Just when I wondered what ever happened to Dick Cheney, he slithers from under his undisclosed rock and shows up in Baghdad. Why? To celebrate 5 years of American occupation, nearly 4,000 American deaths, and probably to promote war with Iran before he leaves office.


Cheney asking General David Patraeus, “Have you got enough bombs for Tehran?”

The last thing the Middle East needs is more blood-thirsty fanatics, including Cheney and John McCain. McCain just dropped in on Iraq for a photo-shoot to remind voters his nose is firmly up Bush’s butt when it comes to prolonging wars.

McCain’s itching to continue squandering billions on bombs and bullets while the U.S. economy goes under the fridge.
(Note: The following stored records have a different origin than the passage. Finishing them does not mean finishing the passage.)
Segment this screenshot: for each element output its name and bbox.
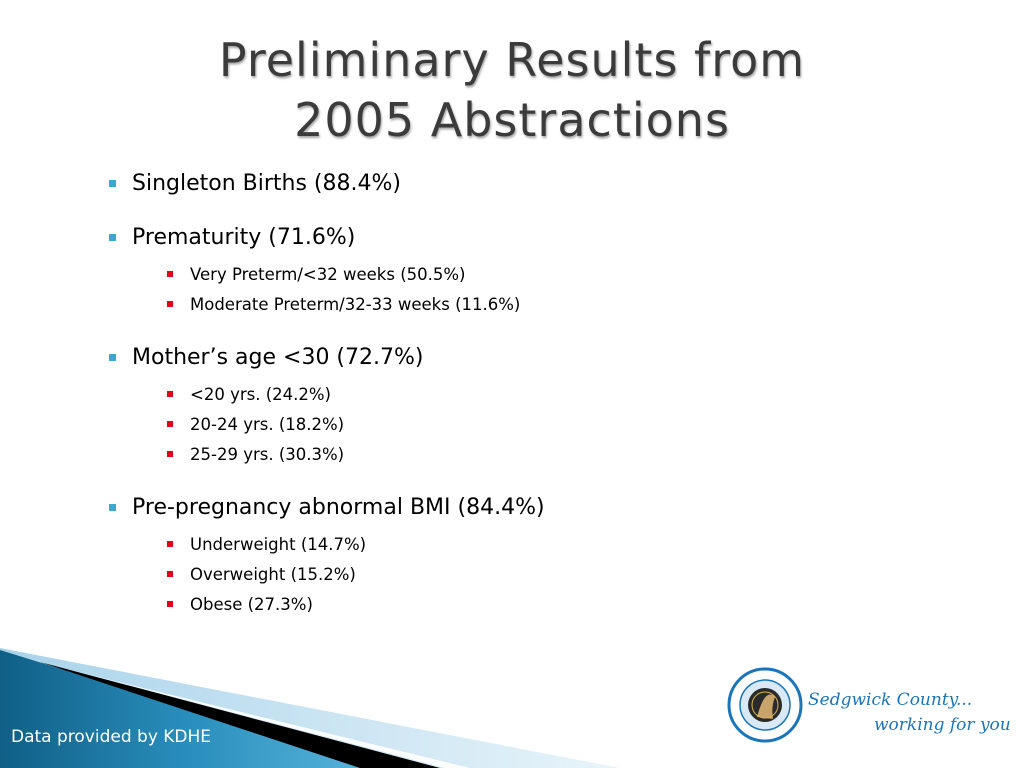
- title-line-2: 2005 Abstractions: [294, 93, 730, 147]
- brand-line-1: Sedgwick County...: [808, 690, 973, 710]
- bullet-text: Pre-pregnancy abnormal BMI (84.4%): [132, 495, 545, 520]
- sub-bullet: <20 yrs. (24.2%): [165, 380, 927, 410]
- bullet-prematurity: Prematurity (71.6%): [107, 222, 927, 254]
- county-seal-icon: [727, 667, 803, 743]
- sub-bullet-text: Moderate Preterm/32-33 weeks (11.6%): [190, 295, 521, 314]
- square-bullet-icon: [167, 541, 173, 547]
- sub-bullet: Overweight (15.2%): [165, 560, 927, 590]
- sub-bullet-text: 25-29 yrs. (30.3%): [190, 445, 345, 464]
- bullet-singleton-births: Singleton Births (88.4%): [107, 168, 927, 200]
- sub-bullet: 25-29 yrs. (30.3%): [165, 440, 927, 470]
- bullet-text: Singleton Births (88.4%): [132, 171, 401, 196]
- sub-bullet: Very Preterm/<32 weeks (50.5%): [165, 260, 927, 290]
- square-bullet-icon: [167, 451, 173, 457]
- square-bullet-icon: [167, 301, 173, 307]
- bullet-text: Prematurity (71.6%): [132, 225, 356, 250]
- square-bullet-icon: [167, 271, 173, 277]
- sub-bullet-text: Obese (27.3%): [190, 595, 313, 614]
- slide-title: Preliminary Results from 2005 Abstractio…: [0, 30, 1024, 150]
- square-bullet-icon: [109, 234, 116, 241]
- sub-bullet-text: Overweight (15.2%): [190, 565, 356, 584]
- sub-bullet: Underweight (14.7%): [165, 530, 927, 560]
- square-bullet-icon: [167, 571, 173, 577]
- brand-line-2: working for you: [874, 715, 1011, 735]
- sub-bullet: Moderate Preterm/32-33 weeks (11.6%): [165, 290, 927, 320]
- sub-bullet-text: Very Preterm/<32 weeks (50.5%): [190, 265, 466, 284]
- sub-bullet: 20-24 yrs. (18.2%): [165, 410, 927, 440]
- sub-bullet-text: Underweight (14.7%): [190, 535, 367, 554]
- bullet-text: Mother’s age <30 (72.7%): [132, 345, 424, 370]
- sub-bullet: Obese (27.3%): [165, 590, 927, 620]
- square-bullet-icon: [167, 391, 173, 397]
- bullet-bmi: Pre-pregnancy abnormal BMI (84.4%): [107, 492, 927, 524]
- square-bullet-icon: [167, 421, 173, 427]
- square-bullet-icon: [109, 180, 116, 187]
- data-source-note: Data provided by KDHE: [11, 727, 212, 747]
- square-bullet-icon: [167, 601, 173, 607]
- bullet-list: Singleton Births (88.4%) Prematurity (71…: [107, 168, 927, 620]
- sub-bullet-text: <20 yrs. (24.2%): [190, 385, 331, 404]
- square-bullet-icon: [109, 504, 116, 511]
- title-line-1: Preliminary Results from: [218, 33, 806, 87]
- sub-bullet-text: 20-24 yrs. (18.2%): [190, 415, 345, 434]
- square-bullet-icon: [109, 354, 116, 361]
- footer-swoosh: [0, 648, 620, 768]
- bullet-mothers-age: Mother’s age <30 (72.7%): [107, 342, 927, 374]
What he and Cheney call “success” in the troop surge, the Iraqis call a “lull” in violence.

The Iraqis realize you can’t eliminate killers by out-killing them. Republicans thinking they can wipe out terrorists is as silly as cats thinking they can wipe out rats.

Sure, we can kill some vermin and scare the rest into hiding, but we’ll never make them extinct because they breed like – rats. There will always be a next generation.

This sudden faux concern for the Middle East seems a sorry attempt to whip up fear before the election. It worked in 2004 when they said, “You can’t change political parties in the White House while there’s a war (or 2 or 3) going on.”

What they omit, and some voters are too dense to fill in, is that these guys started these wars. The only way to end them is to put a sane, intelligent person in the Oval Office for a change.

Cheney visiting the Middle East to discuss peace is so ridiculous, it makes a cat laugh. Don’t be surprised if he comes home with another war under his belt.